Setting the right intentions will always overpower your technique. You can have all the great techniques in sales and try to convince someone, but at the end of the day, if you have the wrong intentions, you will not be able to convince the other person of the outcome.
Have you ever been in a situation once where you’ve gone to a shop and wanted to buy something, and the sales assistant comes over to you and stars throwing all these discounts, gadgets, features, the bells and whistles, and even though you actually need the product they’re selling, you left without buying it because you just didn’t feel that the sales assistant had your best interest in mind. However, on the flip side, when you did actually go to a shop and the sales assistant was super friendly very eager to help you, and even though you actually didn’t need to buy the product they were selling, you ended up buying it anyway? Now, I don’t know about you guys, but I certainly have been in these situations.

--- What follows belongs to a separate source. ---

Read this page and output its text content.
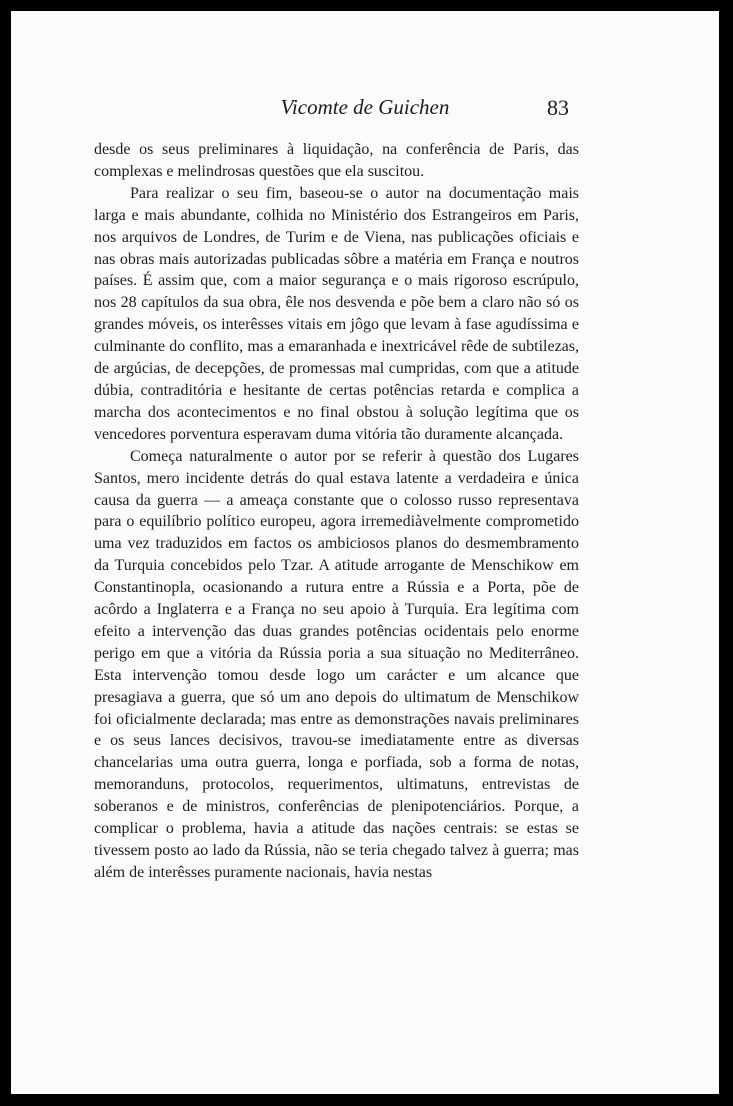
Vicomte de Guichen	83

desde os seus preliminares à liquidação, na conferência de Paris, das complexas e melindrosas questões que ela suscitou.

Para realizar o seu fim, baseou-se o autor na documentação mais larga e mais abundante, colhida no Ministério dos Estrangeiros em Paris, nos arquivos de Londres, de Turim e de Viena, nas publicações oficiais e nas obras mais autorizadas publicadas sôbre a matéria em França e noutros países. É assim que, com a maior segurança e o mais rigoroso escrúpulo, nos 28 capítulos da sua obra, êle nos desvenda e põe bem a claro não só os grandes móveis, os interêsses vitais em jôgo que levam à fase agudíssima e culminante do conflito, mas a emaranhada e inextricável rêde de subtilezas, de argúcias, de decepções, de promessas mal cumpridas, com que a atitude dúbia, contraditória e hesitante de certas potências retarda e complica a marcha dos acontecimentos e no final obstou à solução legítima que os vencedores porventura esperavam duma vitória tão duramente alcançada.

Começa naturalmente o autor por se referir à questão dos Lugares Santos, mero incidente detrás do qual estava latente a verdadeira e única causa da guerra — a ameaça constante que o colosso russo representava para o equilíbrio político europeu, agora irremediàvelmente comprometido uma vez traduzidos em factos os ambiciosos planos do desmembramento da Turquia concebidos pelo Tzar. A atitude arrogante de Menschikow em Constantinopla, ocasionando a rutura entre a Rússia e a Porta, põe de acôrdo a Inglaterra e a França no seu apoio à Turquia. Era legítima com efeito a intervenção das duas grandes potências ocidentais pelo enorme perigo em que a vitória da Rússia poria a sua situação no Mediterrâneo. Esta intervenção tomou desde logo um carácter e um alcance que presagiava a guerra, que só um ano depois do ultimatum de Menschikow foi oficialmente declarada; mas entre as demonstrações navais preliminares e os seus lances decisivos, travou-se imediatamente entre as diversas chancelarias uma outra guerra, longa e porfiada, sob a forma de notas, memoranduns, protocolos, requerimentos, ultimatuns, entrevistas de soberanos e de ministros, conferências de plenipotenciários. Porque, a complicar o problema, havia a atitude das nações centrais: se estas se tivessem posto ao lado da Rússia, não se teria chegado talvez à guerra; mas além de interêsses puramente nacionais, havia nestas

In fact, the more I think about this, the more I find myself in these positions, like recently, my company decided to begin a hiring for a new position. The recruitment agent was so eager to throw resumes and candidates at me that I didn’t feel that they understood my needs before they started communicating with me. And it left me feeling that they were just trying to earn their commission for the sake of helping me fill the position I was hiring for.
So at the end of the day what you should always try to do when you’re there to help communicate with the person, come in with the right intention, the intention to serve. And if you have the right intention to serve, you will always come out with the best outcome. Now there’s always going to be situations where a patient can be very, very unreasonable. You know, sometimes even though you have the best intention for their well being, they’re unable to see eye to eye with you, so in those circumstances, you’ll just have to weather a little hostility.